Dalle vignette al film su Maometto, chi tocca l'Islam muore

Lo scrittore indiano Rushdie, autore dei "Versetti satanici", fu condannato a morte per blasfemia. Il regista olandese Theo Van Ghog fu ucciso nel 2004. Poi le violenze per le vignette satiriche danesi

Dalle vignette al film su Maometto, chi tocca l'Islam muore

Chi tocca l'Islam muore. La storia degli ultimi anni è piena di episodi di violenza scatenati da libri, film e spettacoli teatrali considerati offensivi nei confronti della religione musulmana. A volte anche "solo" vignette satiriche. Il problema è che per alcuni non esiste libertà di pensiero, parlare di certi argomenti è tabù. I fondamentalisti islamici (e a volte non solo loro) non ammettono eccezioni e si vendicano contro chi sgarra. La prima volta che l'odio fontamentalista si è scagliato contro una rappresentazione culturale che osava parlare di Maometto fu nel 1988. A scatenare la rabbia furono "I versetti satanici", un romanzo di Salman Rushdie. Era una storia fantastica ma vi si potevano scorgere delle allusioni (considerate offensive) nei confronti del Profeta. L'ayatollah Khomeini pronunciò una fatwa nei confronti dell'autore, decretandone la condanna a morte per blasfemia. Rushdie si salvò rifugiandosi in Gran Bretagna, dove da allora vive sotto protezione.
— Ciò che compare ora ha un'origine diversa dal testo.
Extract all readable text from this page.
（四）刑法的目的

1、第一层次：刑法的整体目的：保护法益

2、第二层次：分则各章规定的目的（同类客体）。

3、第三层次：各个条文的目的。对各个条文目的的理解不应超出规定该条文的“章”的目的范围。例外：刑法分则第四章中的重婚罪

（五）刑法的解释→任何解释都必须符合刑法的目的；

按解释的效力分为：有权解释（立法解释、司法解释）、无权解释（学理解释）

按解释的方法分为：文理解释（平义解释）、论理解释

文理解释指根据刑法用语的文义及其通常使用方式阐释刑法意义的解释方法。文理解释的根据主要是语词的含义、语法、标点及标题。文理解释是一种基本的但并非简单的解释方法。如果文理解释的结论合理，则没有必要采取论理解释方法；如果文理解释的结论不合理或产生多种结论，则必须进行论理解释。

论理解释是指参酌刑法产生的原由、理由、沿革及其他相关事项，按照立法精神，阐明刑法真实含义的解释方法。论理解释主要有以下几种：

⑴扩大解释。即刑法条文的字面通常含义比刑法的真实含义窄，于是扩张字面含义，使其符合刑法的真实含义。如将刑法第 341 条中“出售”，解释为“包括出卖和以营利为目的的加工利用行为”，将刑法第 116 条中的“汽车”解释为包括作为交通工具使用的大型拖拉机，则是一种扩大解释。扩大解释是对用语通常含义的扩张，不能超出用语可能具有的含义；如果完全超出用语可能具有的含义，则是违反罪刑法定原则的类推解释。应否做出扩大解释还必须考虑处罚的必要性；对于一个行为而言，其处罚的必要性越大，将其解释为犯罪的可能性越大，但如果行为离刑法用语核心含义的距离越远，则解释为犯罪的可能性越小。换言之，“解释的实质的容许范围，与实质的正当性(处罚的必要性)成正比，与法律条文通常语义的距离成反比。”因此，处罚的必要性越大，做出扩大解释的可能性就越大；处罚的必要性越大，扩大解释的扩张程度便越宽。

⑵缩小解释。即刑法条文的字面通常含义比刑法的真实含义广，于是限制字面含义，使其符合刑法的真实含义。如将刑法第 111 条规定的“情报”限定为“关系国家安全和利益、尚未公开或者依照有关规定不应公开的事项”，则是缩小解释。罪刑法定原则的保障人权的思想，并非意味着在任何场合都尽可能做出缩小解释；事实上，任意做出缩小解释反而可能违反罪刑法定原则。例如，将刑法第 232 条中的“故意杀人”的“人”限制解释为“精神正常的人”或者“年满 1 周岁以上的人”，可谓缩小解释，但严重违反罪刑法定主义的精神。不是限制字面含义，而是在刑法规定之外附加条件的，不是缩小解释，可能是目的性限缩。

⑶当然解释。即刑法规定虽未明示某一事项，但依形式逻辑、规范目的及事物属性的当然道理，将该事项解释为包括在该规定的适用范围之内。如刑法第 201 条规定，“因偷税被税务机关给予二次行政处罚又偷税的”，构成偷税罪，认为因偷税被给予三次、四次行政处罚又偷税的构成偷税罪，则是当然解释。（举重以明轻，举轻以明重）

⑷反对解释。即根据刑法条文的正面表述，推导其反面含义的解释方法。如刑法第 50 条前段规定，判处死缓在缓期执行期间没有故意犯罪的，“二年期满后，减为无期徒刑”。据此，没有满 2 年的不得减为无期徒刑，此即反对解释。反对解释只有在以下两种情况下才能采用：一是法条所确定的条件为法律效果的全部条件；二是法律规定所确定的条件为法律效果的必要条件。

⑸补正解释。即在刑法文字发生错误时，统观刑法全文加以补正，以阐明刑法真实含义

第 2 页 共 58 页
A distanza di venti anni la fatwa è stata reiterata con la seguente motivazione: "La condanna a morte dell'Imam Khomeini contro Salman Rushdie ha un significato storico per l'Islam e non è semplicemente una condanna a morte". Diverse persone che a vario titolo hanno avuto a che fare con quel libro sono finiti nel mirino dei fondamentalisti islamici: il traduttore giapponese Hitoshi Igari è stato ucciso, quello italiano, Ettore Capriolo, è stato ferito. Ferito anche l'editore norvegese del libro.

Nel novembre 2004 fu un film a scatenare l'odio anti occidentale. Theo Van Gogh, il regista olandese di Submission, un cortometraggio che affrontava il tema della condizione delle donne nell'Islam, fu ucciso in pieno centro ad Amsterdam. L'assassino dopo averlo freddato con otto colpi di pistola gli tagliò la gola.

Un'altra violenta esplosione di odio fondamentalista si verificò nel 2005. Quella volta a scatenarla furono alcune vignette satiriche, pubblicate da un giornale danese (Jyllands- Posten). Prima scoppiarono le proteste in diverse parti del mondo (e il boicottaggio dei prodotti danesi), poi qualcuno cercò di eliminare fisicamente - e più di una volta - uno dei vignettisti. Nel febbraio 2006 il ministro Roberto Calderoli, nel corso di un'intervista al Tg1, mostrò una maglietta - sotto la giacca - raffigurante una delle vignette dello scandalo. Nel giro di poche ore la notizia arrivò in Libia scatenando l'assalto al consolato italiano a Bengasi. E per calmare le acque Calderoli fu costretto alle dimissioni.

L'ultimo episodio drammatico è di queste ore. Un gruppo di persone ha assaltato con granate e armi da fuoco il consolato americano di Bengasi, nell'est della Libia, causando la morte dell'ambasciatore Usa e di tre funzionari. Tre quarti d'ora di cieca violenza scatenata da un film ritenuto offensivo nei confronti dell'Islam: "Innocence of Muslim" (L'innocenza dei musulmani). Il film diffuso online su YouTube, "è disumano e offensivo" nei confronti dell'Islam, ha detto il presidente afghano Hamid Karzai.

E il governo di Kabul ha bloccato Youtube. Quello egiziano, invece, ha promesso azioni legali contro il produttore del film. Dal Cairo a Kabul è partita la corsa a rassicurare le correnti più estreme dell'Islam, per evitare guai peggiori.